Unfortunately, in all probability this is not the way the VM was cooked up. Let’s look at a few of the arguments against this case:
- The main body of the VM consists of a rather limited character set. Depending on your choice of transcription, you’ll arrive at somewhat around 17 different characters, which make up the better part of the VM. Admittedly, there is a large number of “minor” characters, but these are fairly rare. Now, assuming that the VM has a European medieval background, the character sets which are conceivable for the plaintext are latin, greek, cyrillic and perhaps arab or hebrew letters. But unfortunately all of these writing systems sport more than 20 different characters, plus possibly numerals, interpunction and other special characters. The VM character set simply appears to be too small to accomodate a complete alphabet.
- Words show a very strong internal structure. VM words are far from random, au contraire: While nobody has as yet been able to completely determine which rules are underlying their composition, it’s pretty obvious that there are rules which are followed fairly coherently. To my knowledge, there are no European languages and only very few at all in the world which have such a determined set of rules for word composition, whether they are being written in their original alphabet or in that of the VM. What is worse: If in addition to switching to a new alphabet the author has employed an enciphering system (which he obviously has, because if the VM was a simple substitution cipher, we would have solved it), this would contribute to reducing the word structure and make it appear more random. (The only schemes which might increase the word regularity would be something like a transposition cipher with alphabetical sorting, which is conceivable, but wouldn’t exactly render the task of deciphering easier even for the intended audience.)

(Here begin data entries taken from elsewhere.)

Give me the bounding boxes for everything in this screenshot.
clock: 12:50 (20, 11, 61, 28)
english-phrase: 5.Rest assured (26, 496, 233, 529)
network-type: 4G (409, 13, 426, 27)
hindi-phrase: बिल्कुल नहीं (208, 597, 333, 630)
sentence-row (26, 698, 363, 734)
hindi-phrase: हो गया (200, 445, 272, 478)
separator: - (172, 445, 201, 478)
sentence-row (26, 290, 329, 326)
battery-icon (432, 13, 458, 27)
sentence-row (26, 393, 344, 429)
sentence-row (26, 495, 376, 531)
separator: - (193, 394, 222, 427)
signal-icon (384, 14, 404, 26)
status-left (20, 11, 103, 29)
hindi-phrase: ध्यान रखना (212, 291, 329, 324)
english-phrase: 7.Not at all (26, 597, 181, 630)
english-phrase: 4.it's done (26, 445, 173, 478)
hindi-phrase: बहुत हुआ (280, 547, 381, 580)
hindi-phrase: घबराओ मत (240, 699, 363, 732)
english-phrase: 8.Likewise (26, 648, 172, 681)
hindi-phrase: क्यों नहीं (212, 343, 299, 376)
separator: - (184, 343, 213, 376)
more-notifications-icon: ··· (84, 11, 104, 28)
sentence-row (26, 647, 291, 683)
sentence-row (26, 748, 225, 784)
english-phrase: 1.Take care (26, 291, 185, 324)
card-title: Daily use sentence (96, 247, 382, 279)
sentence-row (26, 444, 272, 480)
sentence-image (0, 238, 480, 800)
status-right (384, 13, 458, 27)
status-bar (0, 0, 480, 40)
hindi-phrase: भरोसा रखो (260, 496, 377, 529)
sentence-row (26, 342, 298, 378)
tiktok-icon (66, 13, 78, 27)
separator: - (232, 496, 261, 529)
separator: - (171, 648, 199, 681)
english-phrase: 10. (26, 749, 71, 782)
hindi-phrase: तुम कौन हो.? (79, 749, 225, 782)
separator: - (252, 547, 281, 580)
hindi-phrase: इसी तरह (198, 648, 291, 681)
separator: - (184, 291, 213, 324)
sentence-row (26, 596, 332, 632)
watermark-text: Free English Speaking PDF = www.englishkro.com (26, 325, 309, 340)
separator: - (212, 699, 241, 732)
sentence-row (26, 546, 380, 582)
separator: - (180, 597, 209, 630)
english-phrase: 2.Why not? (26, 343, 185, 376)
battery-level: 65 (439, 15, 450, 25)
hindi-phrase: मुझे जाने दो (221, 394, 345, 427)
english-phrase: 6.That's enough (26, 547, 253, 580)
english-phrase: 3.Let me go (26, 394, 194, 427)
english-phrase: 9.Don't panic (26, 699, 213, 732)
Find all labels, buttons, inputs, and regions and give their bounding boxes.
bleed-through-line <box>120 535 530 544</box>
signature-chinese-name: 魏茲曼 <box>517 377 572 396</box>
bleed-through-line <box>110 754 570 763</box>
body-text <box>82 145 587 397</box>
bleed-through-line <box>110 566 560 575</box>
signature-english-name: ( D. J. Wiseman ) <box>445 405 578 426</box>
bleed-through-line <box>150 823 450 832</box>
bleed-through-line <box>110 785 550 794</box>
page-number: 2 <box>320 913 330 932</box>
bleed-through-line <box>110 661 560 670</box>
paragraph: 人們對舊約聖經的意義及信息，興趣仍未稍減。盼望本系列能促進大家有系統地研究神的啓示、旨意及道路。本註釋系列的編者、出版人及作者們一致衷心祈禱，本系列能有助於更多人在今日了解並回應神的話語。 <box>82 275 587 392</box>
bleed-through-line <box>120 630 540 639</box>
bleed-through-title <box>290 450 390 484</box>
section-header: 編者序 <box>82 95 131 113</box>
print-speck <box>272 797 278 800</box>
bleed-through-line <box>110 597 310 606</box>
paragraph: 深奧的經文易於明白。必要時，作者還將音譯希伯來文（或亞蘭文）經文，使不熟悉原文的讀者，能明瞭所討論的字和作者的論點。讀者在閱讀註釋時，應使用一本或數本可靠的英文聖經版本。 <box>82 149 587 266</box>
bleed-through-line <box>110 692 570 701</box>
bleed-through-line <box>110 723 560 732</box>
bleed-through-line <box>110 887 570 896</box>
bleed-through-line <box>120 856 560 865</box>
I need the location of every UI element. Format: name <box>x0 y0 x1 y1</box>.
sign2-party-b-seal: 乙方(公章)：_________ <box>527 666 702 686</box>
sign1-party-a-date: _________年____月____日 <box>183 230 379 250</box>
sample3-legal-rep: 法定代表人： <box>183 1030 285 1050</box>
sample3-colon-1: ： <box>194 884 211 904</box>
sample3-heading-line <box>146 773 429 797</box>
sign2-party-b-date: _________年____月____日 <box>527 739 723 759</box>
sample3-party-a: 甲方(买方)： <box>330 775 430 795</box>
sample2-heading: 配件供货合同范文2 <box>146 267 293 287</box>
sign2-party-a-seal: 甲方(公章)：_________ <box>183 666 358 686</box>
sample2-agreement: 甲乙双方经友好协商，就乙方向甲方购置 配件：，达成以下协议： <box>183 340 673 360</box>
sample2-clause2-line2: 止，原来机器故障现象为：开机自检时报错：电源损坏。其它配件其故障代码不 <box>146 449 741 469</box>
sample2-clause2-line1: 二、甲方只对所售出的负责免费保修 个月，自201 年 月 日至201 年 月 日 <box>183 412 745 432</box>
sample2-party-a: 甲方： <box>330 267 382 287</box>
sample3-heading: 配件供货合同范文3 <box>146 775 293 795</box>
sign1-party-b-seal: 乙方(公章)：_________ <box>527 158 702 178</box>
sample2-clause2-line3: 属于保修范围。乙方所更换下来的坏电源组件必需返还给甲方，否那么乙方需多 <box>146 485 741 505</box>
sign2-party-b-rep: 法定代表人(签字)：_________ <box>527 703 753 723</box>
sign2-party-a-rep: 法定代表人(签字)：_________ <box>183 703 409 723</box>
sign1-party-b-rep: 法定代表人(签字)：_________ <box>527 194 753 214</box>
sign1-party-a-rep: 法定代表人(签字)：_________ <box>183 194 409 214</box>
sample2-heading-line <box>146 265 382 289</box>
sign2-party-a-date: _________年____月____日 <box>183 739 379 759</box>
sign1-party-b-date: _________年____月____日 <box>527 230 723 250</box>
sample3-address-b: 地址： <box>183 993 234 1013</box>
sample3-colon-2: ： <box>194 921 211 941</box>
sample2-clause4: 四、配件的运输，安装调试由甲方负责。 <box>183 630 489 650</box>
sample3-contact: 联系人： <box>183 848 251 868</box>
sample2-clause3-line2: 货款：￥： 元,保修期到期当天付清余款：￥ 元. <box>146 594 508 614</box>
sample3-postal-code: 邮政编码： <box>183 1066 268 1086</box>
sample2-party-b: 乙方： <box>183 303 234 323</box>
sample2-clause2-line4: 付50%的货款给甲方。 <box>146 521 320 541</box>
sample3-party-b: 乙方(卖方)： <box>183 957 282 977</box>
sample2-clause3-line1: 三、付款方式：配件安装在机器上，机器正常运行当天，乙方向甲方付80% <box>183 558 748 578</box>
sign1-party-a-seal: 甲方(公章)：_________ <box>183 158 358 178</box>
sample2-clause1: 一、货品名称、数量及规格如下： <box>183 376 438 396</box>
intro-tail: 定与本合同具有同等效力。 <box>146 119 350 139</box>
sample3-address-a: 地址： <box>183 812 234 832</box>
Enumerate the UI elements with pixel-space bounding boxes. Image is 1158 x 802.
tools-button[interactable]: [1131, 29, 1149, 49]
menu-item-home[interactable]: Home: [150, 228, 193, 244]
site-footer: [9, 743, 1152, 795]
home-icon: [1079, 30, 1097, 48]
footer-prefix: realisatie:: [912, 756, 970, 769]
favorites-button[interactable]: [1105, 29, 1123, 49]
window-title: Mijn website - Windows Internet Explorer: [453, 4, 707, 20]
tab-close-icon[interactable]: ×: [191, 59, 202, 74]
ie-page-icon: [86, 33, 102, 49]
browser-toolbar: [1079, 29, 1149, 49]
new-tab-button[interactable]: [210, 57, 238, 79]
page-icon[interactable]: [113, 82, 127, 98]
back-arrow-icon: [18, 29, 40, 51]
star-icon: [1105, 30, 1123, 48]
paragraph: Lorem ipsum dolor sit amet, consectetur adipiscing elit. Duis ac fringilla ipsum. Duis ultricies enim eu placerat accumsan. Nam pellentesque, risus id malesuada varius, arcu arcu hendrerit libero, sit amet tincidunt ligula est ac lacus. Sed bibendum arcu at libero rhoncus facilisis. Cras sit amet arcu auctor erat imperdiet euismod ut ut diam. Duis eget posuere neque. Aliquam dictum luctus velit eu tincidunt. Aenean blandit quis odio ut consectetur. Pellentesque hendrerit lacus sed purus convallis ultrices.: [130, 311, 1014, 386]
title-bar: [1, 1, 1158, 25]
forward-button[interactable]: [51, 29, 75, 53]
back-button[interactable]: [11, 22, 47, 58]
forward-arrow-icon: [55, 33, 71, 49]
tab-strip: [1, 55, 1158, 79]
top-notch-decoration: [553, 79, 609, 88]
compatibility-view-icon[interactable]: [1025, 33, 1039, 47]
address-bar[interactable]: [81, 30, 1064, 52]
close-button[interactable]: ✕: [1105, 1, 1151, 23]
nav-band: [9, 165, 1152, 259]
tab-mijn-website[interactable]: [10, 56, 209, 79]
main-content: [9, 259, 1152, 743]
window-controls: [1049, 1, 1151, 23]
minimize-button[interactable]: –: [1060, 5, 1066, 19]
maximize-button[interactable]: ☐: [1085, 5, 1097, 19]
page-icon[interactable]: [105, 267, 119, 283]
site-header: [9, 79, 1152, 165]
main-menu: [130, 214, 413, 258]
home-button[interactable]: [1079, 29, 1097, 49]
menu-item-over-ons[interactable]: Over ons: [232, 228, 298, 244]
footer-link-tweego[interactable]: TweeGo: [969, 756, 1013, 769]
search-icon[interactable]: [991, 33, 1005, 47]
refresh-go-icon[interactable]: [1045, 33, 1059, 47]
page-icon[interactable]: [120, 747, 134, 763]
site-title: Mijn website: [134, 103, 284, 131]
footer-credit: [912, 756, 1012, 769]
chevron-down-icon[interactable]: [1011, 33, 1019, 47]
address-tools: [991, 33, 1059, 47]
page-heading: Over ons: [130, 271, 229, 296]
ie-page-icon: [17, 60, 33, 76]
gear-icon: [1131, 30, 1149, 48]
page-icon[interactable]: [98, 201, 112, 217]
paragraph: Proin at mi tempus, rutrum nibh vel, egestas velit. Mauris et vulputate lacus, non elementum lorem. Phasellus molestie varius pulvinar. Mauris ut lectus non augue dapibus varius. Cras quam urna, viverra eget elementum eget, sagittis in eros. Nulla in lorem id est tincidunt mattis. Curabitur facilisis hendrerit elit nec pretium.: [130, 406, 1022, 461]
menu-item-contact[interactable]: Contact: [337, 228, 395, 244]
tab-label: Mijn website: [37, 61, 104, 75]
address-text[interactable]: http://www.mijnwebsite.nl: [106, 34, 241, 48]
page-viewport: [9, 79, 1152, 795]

- One could argue that the VM author dropped eg the vowels from the plaintext before enciphering, hence reducing the number of different VM characters required. But this in turn would have reduced the word regularity. Bear in mind that the EVA transcription allows the better part of the VM to be read out aloud, which shows that there is in the VM ciphertext a structure retained which assigns to the VM letters functions comparable (but probably not identical) to “consonants” and “vowels”.
- All of the above work together to render an information content in the VM of roughly 2 characters/ciphertext word; obviously far too little for any natural languages.
- No words in the VM have been identified which seem to have the function of particles in natural languages, like articles, “and”, “or” and similar.
- On a more subtle level, there also appear to be things going on with decreasing average word length towards the end of a line, which don’t sit well with a 1:1 correspondence.
So, all in all this is why I’m convinced that the VM is something different than a simple substition or even a transposition cipher. Something else is going on, and the enciphered information is categorized in letters and grouped in words, but these ciphertext letters are not plaintext letters, and the ciphertext words are not plaintext words.